GCC: Optimizing Space Efficiency and Read Latency of SSDs with Workload-Aware Garbage Collection Aided Compression

Data compression is increasingly employed to enhance throughput and space efficiency in flash-based storage systems, which are critical for data-intensive applications. Current intra-SSD compression techniques operate transparently with respect to the file system and contribute to improving the lifetime of SSDs. These approaches typically avoid compressing read-hot data to reduce the latency penalties associated with decompression. However, the read-hot data remain uncompressed even after turning into cold data, thereby reducing overall compression effectiveness and diminishing space efficiency.

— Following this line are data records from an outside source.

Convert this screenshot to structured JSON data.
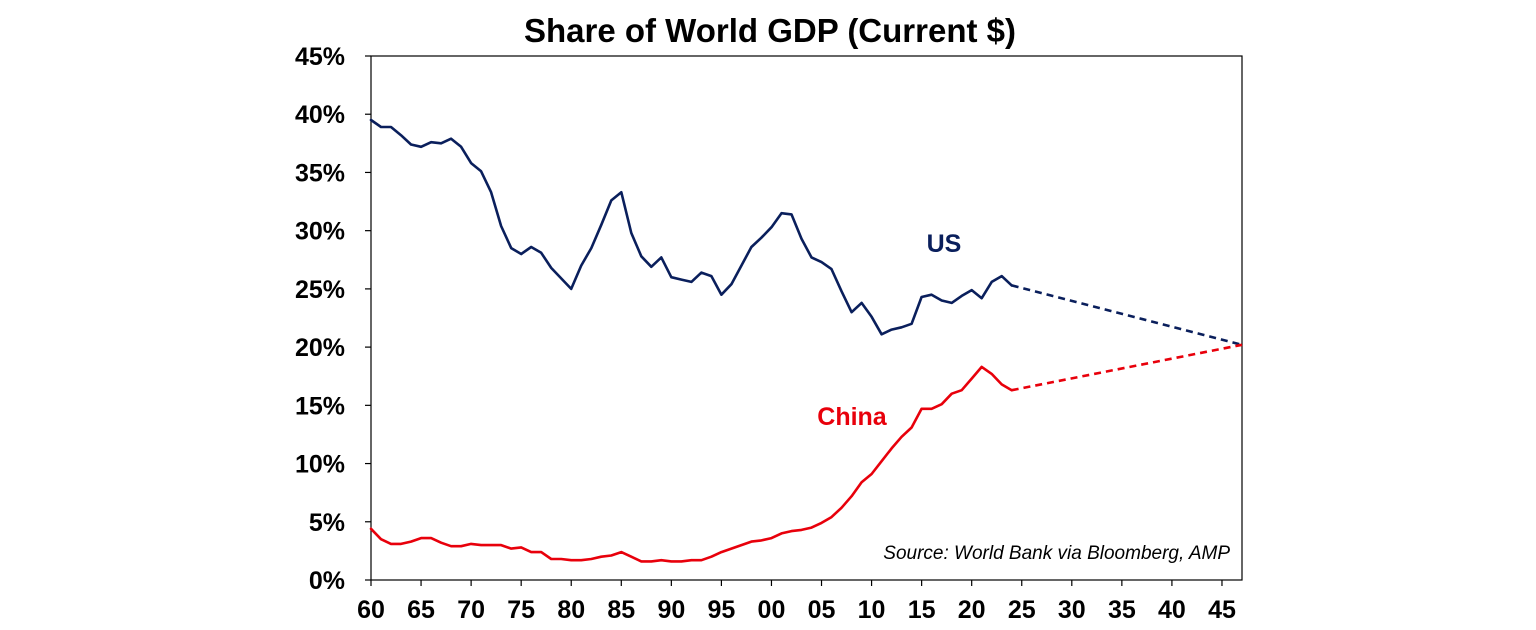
{
  "chart_data": {
    "type": "line",
    "title": "Share of World GDP (Current $)",
    "xlabel": "",
    "ylabel": "",
    "xlim": [
      1960,
      2047
    ],
    "ylim": [
      0,
      45
    ],
    "x_tick_labels": [
      "60",
      "65",
      "70",
      "75",
      "80",
      "85",
      "90",
      "95",
      "00",
      "05",
      "10",
      "15",
      "20",
      "25",
      "30",
      "35",
      "40",
      "45"
    ],
    "x_tick_years": [
      1960,
      1965,
      1970,
      1975,
      1980,
      1985,
      1990,
      1995,
      2000,
      2005,
      2010,
      2015,
      2020,
      2025,
      2030,
      2035,
      2040,
      2045
    ],
    "y_tick_labels": [
      "0%",
      "5%",
      "10%",
      "15%",
      "20%",
      "25%",
      "30%",
      "35%",
      "40%",
      "45%"
    ],
    "y_tick_values": [
      0,
      5,
      10,
      15,
      20,
      25,
      30,
      35,
      40,
      45
    ],
    "source": "Source: World Bank via Bloomberg, AMP",
    "series": [
      {
        "name": "US",
        "label": "US",
        "color": "#0a1f5c",
        "x": [
          1960,
          1961,
          1962,
          1963,
          1964,
          1965,
          1966,
          1967,
          1968,
          1969,
          1970,
          1971,
          1972,
          1973,
          1974,
          1975,
          1976,
          1977,
          1978,
          1979,
          1980,
          1981,
          1982,
          1983,
          1984,
          1985,
          1986,
          1987,
          1988,
          1989,
          1990,
          1991,
          1992,
          1993,
          1994,
          1995,
          1996,
          1997,
          1998,
          1999,
          2000,
          2001,
          2002,
          2003,
          2004,
          2005,
          2006,
          2007,
          2008,
          2009,
          2010,
          2011,
          2012,
          2013,
          2014,
          2015,
          2016,
          2017,
          2018,
          2019,
          2020,
          2021,
          2022,
          2023,
          2024
        ],
        "values": [
          39.5,
          38.9,
          38.9,
          38.2,
          37.4,
          37.2,
          37.6,
          37.5,
          37.9,
          37.2,
          35.8,
          35.1,
          33.3,
          30.4,
          28.5,
          28.0,
          28.6,
          28.1,
          26.8,
          25.9,
          25.0,
          27.0,
          28.5,
          30.5,
          32.6,
          33.3,
          29.8,
          27.8,
          26.9,
          27.7,
          26.0,
          25.8,
          25.6,
          26.4,
          26.1,
          24.5,
          25.4,
          27.0,
          28.6,
          29.4,
          30.3,
          31.5,
          31.4,
          29.3,
          27.7,
          27.3,
          26.7,
          24.8,
          23.0,
          23.8,
          22.6,
          21.1,
          21.5,
          21.7,
          22.0,
          24.3,
          24.5,
          24.0,
          23.8,
          24.4,
          24.9,
          24.2,
          25.6,
          26.1,
          25.3
        ],
        "projection": {
          "x": [
            2024,
            2047
          ],
          "values": [
            25.3,
            20.2
          ]
        }
      },
      {
        "name": "China",
        "label": "China",
        "color": "#e8000b",
        "x": [
          1960,
          1961,
          1962,
          1963,
          1964,
          1965,
          1966,
          1967,
          1968,
          1969,
          1970,
          1971,
          1972,
          1973,
          1974,
          1975,
          1976,
          1977,
          1978,
          1979,
          1980,
          1981,
          1982,
          1983,
          1984,
          1985,
          1986,
          1987,
          1988,
          1989,
          1990,
          1991,
          1992,
          1993,
          1994,
          1995,
          1996,
          1997,
          1998,
          1999,
          2000,
          2001,
          2002,
          2003,
          2004,
          2005,
          2006,
          2007,
          2008,
          2009,
          2010,
          2011,
          2012,
          2013,
          2014,
          2015,
          2016,
          2017,
          2018,
          2019,
          2020,
          2021,
          2022,
          2023,
          2024
        ],
        "values": [
          4.4,
          3.5,
          3.1,
          3.1,
          3.3,
          3.6,
          3.6,
          3.2,
          2.9,
          2.9,
          3.1,
          3.0,
          3.0,
          3.0,
          2.7,
          2.8,
          2.4,
          2.4,
          1.8,
          1.8,
          1.7,
          1.7,
          1.8,
          2.0,
          2.1,
          2.4,
          2.0,
          1.6,
          1.6,
          1.7,
          1.6,
          1.6,
          1.7,
          1.7,
          2.0,
          2.4,
          2.7,
          3.0,
          3.3,
          3.4,
          3.6,
          4.0,
          4.2,
          4.3,
          4.5,
          4.9,
          5.4,
          6.2,
          7.2,
          8.4,
          9.1,
          10.2,
          11.3,
          12.3,
          13.1,
          14.7,
          14.7,
          15.1,
          16.0,
          16.3,
          17.3,
          18.3,
          17.7,
          16.8,
          16.3
        ],
        "projection": {
          "x": [
            2024,
            2047
          ],
          "values": [
            16.3,
            20.2
          ]
        }
      }
    ]
  }
}
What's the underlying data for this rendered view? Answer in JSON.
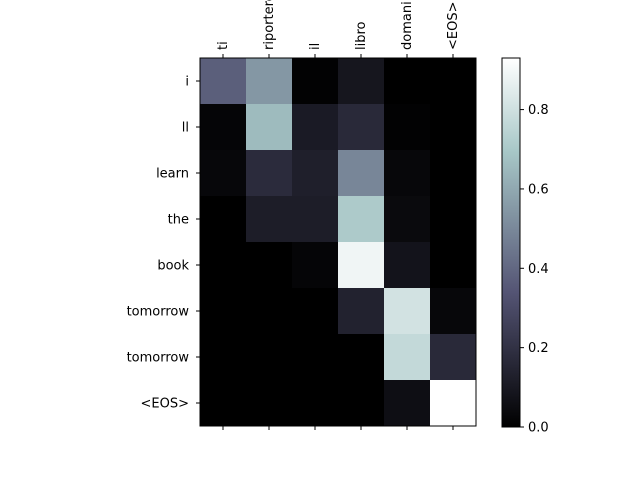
{
  "chart_data": {
    "type": "heatmap",
    "x_tick_labels": [
      "ti",
      "riporterò",
      "il",
      "libro",
      "domani",
      "<EOS>"
    ],
    "y_tick_labels": [
      "i",
      "ll",
      "learn",
      "the",
      "book",
      "tomorrow",
      "tomorrow",
      "<EOS>"
    ],
    "x_tick_position": "top",
    "grid": false,
    "colormap": "bone",
    "values": [
      [
        0.38,
        0.55,
        0.01,
        0.09,
        0.0,
        0.0
      ],
      [
        0.02,
        0.66,
        0.11,
        0.17,
        0.01,
        0.0
      ],
      [
        0.03,
        0.18,
        0.13,
        0.5,
        0.03,
        0.0
      ],
      [
        0.0,
        0.12,
        0.12,
        0.71,
        0.04,
        0.0
      ],
      [
        0.0,
        0.0,
        0.02,
        0.89,
        0.08,
        0.0
      ],
      [
        0.0,
        0.0,
        0.0,
        0.14,
        0.81,
        0.03
      ],
      [
        0.0,
        0.0,
        0.0,
        0.0,
        0.77,
        0.17
      ],
      [
        0.0,
        0.0,
        0.0,
        0.0,
        0.06,
        0.93
      ]
    ],
    "colorbar": {
      "vmin": 0.0,
      "vmax": 0.93,
      "ticks": [
        0.0,
        0.2,
        0.4,
        0.6,
        0.8
      ],
      "tick_labels": [
        "0.0",
        "0.2",
        "0.4",
        "0.6",
        "0.8"
      ]
    }
  }
}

Moreover, when previously compressed cold data become read-hot, it necessitates frequent decompression, which increases the read latency. To address the above problems, we propose a novel Garbage Collection aided Compression (GCC) scheme, to optimize space efficiency and mitigate read latency for compression-supported SSDs. The key idea of GCC is exploiting the valid page migration during garbage collection to enable background compression and decompression. Throughout the garbage collection process, the migrated valid pages can potentially be compressed or decompressed, which progressively improves space efficiency and minimizes the need for decompression during read operations. Performance evaluations conducted using MQSim simulator demonstrate that, compared to the typical compression schemes, GCC reduces the read and write latency by 25.27% and 9.43% on average and improves the space efficiency by 15.01% on average.